Demonization: To represent as diabolically evil; "the demonization of our enemies." wordnetweb.princeton.edu/perl/webwn
According to a recent article in The Brazil Times, a Colorado man went on "Rambo style solo mission to hunt down and kill Osama bin Laden." When located and detained by Pakistan authorities he was suitably armed with sword and pistol, which presumably were to be used to penetrate bin Laden's thousands of fanatical protectors.
We wish him well, but his self-ordained quest was perhaps a bit ill advised.
This is what people do, though, believe that removing one high profile individual will somehow eliminate the evil they represent. In short, we "demonize" a person in the hopes that all evil is embodied in him. It doesn't quite work that way.
In the year I was born, the demons to kill were Hitler and Mussolini, and a lot of people tried to kill them. To do that required first penetrating those thousands who made such evil possible -- the Nazis and Fascist. Absolute world peace did not absolutely follow removing those two particular demons.
It wasn't that long ago that the guy to get was Saddam Hussein. If only we could capture him and, say, hang him, then all would be right with the world. Turns out it wasn't that easy.
Demonizing is, simply, how Americans approach things. Whatever the problems, whatever the catastrophe, find some one person we can blame for it all, take him out, and maybe the problem will go away.
Truth is every leader, for good ends or other, is totally dependent on supporters spread across large panoramas of national identities, personalities, and motivations. In the end the only real way to solve the "demon" problem is deal with the minutia of all the small parts of the vast whole.
The current catastrophe holding our attention is the oil spill in the Gulf of Mexico. And, as is our way, we've found ourselves a demon to blame -- an Englishman named Tony Hayward. If only we can make him answer for the sins of BP and force him to resign as leader, then the oil spill -- even if not resolved -- will at least drop off the news cycle.
The course of human events indicates evils are never removed from the earth with swords or pistols, or resignations. And, the end of news cycles rarely indicates resolution of problems (when was the last time the Haiti earthquake was lead story?).

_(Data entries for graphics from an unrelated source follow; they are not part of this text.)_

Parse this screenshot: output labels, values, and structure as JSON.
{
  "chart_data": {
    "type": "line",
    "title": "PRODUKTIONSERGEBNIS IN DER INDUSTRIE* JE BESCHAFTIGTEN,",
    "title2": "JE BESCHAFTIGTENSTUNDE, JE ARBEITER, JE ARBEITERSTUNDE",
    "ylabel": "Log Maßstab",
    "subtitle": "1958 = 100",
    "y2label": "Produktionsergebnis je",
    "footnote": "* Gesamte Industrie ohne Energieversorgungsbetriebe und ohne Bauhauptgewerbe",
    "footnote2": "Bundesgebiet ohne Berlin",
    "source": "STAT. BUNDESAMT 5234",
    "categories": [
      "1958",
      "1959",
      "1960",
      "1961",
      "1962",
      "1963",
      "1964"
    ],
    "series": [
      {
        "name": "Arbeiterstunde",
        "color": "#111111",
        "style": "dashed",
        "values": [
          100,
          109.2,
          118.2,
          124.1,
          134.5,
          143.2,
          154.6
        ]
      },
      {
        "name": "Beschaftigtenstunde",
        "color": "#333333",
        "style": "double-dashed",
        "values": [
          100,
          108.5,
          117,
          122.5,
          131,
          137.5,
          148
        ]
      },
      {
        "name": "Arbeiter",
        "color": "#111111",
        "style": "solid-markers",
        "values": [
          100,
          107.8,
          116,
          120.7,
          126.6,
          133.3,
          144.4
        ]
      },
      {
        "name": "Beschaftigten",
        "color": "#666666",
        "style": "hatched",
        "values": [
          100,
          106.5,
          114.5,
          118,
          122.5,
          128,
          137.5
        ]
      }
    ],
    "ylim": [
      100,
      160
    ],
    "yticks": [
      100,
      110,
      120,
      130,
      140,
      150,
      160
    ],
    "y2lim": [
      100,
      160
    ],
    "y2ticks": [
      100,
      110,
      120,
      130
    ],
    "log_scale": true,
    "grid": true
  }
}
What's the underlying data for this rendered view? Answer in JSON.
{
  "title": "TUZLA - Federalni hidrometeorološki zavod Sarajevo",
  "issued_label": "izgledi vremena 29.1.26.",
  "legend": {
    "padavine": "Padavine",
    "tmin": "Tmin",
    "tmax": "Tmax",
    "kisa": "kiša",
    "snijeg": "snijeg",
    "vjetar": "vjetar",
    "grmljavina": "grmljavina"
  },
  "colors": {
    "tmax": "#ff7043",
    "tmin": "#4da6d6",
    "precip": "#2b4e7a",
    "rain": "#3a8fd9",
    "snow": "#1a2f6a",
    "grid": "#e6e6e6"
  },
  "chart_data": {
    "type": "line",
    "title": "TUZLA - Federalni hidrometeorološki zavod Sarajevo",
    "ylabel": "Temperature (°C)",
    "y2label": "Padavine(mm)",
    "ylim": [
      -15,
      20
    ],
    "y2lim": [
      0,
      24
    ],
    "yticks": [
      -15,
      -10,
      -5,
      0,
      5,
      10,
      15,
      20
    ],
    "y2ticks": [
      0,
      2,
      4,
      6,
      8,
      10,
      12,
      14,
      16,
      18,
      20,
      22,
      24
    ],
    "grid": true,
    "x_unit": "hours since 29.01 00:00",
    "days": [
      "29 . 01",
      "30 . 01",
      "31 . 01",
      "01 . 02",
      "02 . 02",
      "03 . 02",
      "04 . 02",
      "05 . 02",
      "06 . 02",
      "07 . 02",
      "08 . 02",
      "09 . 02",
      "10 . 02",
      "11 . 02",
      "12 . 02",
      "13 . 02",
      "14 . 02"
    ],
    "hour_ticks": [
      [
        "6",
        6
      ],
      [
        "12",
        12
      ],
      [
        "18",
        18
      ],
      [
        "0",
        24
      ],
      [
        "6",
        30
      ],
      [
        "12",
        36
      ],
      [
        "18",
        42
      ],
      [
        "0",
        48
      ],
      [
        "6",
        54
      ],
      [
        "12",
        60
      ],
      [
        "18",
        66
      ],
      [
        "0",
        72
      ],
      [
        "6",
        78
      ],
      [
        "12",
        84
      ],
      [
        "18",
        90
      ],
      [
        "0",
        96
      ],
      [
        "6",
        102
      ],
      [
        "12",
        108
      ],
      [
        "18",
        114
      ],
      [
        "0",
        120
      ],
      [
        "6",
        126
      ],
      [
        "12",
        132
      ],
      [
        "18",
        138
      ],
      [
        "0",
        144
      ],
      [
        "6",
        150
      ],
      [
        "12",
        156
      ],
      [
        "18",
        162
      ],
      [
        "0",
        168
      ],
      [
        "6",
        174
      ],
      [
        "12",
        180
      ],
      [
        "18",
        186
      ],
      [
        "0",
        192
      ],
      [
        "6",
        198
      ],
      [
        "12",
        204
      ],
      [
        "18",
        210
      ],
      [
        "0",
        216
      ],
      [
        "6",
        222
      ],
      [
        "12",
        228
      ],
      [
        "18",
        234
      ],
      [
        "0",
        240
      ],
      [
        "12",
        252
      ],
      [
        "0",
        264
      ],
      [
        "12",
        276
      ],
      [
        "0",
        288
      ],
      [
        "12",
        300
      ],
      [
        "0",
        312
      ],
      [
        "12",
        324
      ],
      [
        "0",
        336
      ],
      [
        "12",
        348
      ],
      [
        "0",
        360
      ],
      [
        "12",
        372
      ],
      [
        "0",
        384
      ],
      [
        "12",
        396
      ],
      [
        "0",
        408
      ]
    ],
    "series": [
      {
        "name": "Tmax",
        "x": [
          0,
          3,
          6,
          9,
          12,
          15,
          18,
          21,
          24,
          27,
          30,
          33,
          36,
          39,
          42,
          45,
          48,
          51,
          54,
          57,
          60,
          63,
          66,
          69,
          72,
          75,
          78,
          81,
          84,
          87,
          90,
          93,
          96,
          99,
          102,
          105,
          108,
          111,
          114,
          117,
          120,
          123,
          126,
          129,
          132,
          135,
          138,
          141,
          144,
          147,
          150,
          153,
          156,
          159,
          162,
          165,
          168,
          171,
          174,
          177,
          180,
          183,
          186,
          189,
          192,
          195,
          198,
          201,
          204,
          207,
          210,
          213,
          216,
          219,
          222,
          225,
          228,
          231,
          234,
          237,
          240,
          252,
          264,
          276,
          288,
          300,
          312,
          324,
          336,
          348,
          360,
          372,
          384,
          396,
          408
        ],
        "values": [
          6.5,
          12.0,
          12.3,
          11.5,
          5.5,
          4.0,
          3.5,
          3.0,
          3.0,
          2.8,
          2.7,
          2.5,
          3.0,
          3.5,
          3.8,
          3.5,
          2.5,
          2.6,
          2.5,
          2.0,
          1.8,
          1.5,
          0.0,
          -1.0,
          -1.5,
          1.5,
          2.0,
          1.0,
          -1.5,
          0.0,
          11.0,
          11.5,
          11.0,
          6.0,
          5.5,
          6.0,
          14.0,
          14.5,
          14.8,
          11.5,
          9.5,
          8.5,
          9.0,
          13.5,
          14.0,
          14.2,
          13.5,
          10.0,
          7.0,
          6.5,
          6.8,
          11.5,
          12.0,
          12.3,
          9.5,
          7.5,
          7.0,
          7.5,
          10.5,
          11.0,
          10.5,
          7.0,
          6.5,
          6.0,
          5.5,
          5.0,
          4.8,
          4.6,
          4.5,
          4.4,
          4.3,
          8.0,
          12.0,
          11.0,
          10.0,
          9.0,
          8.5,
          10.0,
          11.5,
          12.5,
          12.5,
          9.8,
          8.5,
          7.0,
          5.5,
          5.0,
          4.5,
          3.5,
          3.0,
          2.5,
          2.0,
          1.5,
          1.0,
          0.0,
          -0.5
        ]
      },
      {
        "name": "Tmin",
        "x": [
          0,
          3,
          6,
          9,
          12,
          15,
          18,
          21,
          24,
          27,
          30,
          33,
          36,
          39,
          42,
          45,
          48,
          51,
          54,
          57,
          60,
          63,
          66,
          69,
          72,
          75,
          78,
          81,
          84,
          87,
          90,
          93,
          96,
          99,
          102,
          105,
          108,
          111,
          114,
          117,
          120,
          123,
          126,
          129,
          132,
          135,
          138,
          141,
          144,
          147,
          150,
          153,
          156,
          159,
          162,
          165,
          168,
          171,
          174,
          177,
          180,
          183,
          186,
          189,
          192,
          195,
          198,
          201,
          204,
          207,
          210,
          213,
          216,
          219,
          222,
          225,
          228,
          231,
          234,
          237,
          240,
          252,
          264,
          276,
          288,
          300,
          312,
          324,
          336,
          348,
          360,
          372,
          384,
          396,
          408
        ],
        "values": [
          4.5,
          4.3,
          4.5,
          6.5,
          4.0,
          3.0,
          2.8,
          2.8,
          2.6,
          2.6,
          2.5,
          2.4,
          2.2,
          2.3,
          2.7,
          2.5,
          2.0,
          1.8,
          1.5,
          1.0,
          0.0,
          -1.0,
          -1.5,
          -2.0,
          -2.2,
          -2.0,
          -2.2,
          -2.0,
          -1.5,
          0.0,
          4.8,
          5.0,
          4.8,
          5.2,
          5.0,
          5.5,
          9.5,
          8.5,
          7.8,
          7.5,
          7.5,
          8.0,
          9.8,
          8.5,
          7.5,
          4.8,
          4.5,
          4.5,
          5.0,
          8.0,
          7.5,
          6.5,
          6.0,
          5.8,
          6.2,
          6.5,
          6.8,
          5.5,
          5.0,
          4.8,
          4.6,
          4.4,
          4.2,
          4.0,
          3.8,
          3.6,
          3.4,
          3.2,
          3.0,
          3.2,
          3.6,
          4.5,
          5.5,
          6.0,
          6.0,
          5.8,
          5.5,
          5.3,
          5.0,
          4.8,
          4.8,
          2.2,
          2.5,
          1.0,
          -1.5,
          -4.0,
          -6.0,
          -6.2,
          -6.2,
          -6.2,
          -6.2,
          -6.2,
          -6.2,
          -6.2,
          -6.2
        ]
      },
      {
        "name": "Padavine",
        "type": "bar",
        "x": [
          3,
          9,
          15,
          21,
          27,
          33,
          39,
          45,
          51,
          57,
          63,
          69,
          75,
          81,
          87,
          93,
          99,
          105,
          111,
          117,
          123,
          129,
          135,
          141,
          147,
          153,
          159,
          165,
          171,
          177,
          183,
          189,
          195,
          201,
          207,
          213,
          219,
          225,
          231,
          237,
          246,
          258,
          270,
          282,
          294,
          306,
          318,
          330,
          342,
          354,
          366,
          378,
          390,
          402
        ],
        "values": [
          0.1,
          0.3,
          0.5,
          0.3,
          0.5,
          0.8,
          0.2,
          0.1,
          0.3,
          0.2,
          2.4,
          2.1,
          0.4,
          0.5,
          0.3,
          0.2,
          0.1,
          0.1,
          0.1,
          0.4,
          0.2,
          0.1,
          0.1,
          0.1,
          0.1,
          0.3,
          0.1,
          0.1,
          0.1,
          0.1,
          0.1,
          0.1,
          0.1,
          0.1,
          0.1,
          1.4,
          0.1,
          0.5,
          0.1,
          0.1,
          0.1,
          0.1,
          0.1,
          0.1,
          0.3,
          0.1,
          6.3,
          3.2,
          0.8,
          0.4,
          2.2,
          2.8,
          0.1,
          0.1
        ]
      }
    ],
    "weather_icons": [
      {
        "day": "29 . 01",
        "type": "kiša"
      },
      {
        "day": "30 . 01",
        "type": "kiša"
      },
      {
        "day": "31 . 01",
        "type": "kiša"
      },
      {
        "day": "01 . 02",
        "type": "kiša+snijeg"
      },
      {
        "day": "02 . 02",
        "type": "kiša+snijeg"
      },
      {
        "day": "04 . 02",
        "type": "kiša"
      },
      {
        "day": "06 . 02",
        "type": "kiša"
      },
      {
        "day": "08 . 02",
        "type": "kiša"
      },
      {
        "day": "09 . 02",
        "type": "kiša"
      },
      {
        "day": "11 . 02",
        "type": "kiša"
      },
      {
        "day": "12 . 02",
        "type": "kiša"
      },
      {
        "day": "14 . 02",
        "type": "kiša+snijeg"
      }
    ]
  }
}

The oil spill, as with much of life, was caused because many individuals were motivated by greed or self-promotion. Changing the corporate climate throughout the oil industry will do more good than removing any high profile demons. Winning that war is the only way to avoid the next oil disaster.
Wars are won, problems solved, evils removed by fighting the battle in the particulars -- defeating each foe and solving each issue one at a time. When that is done the "demon" comes to its natural end. It is too bad we never seem capable of fighting righteous battle until some one high profile individual becomes today's demon.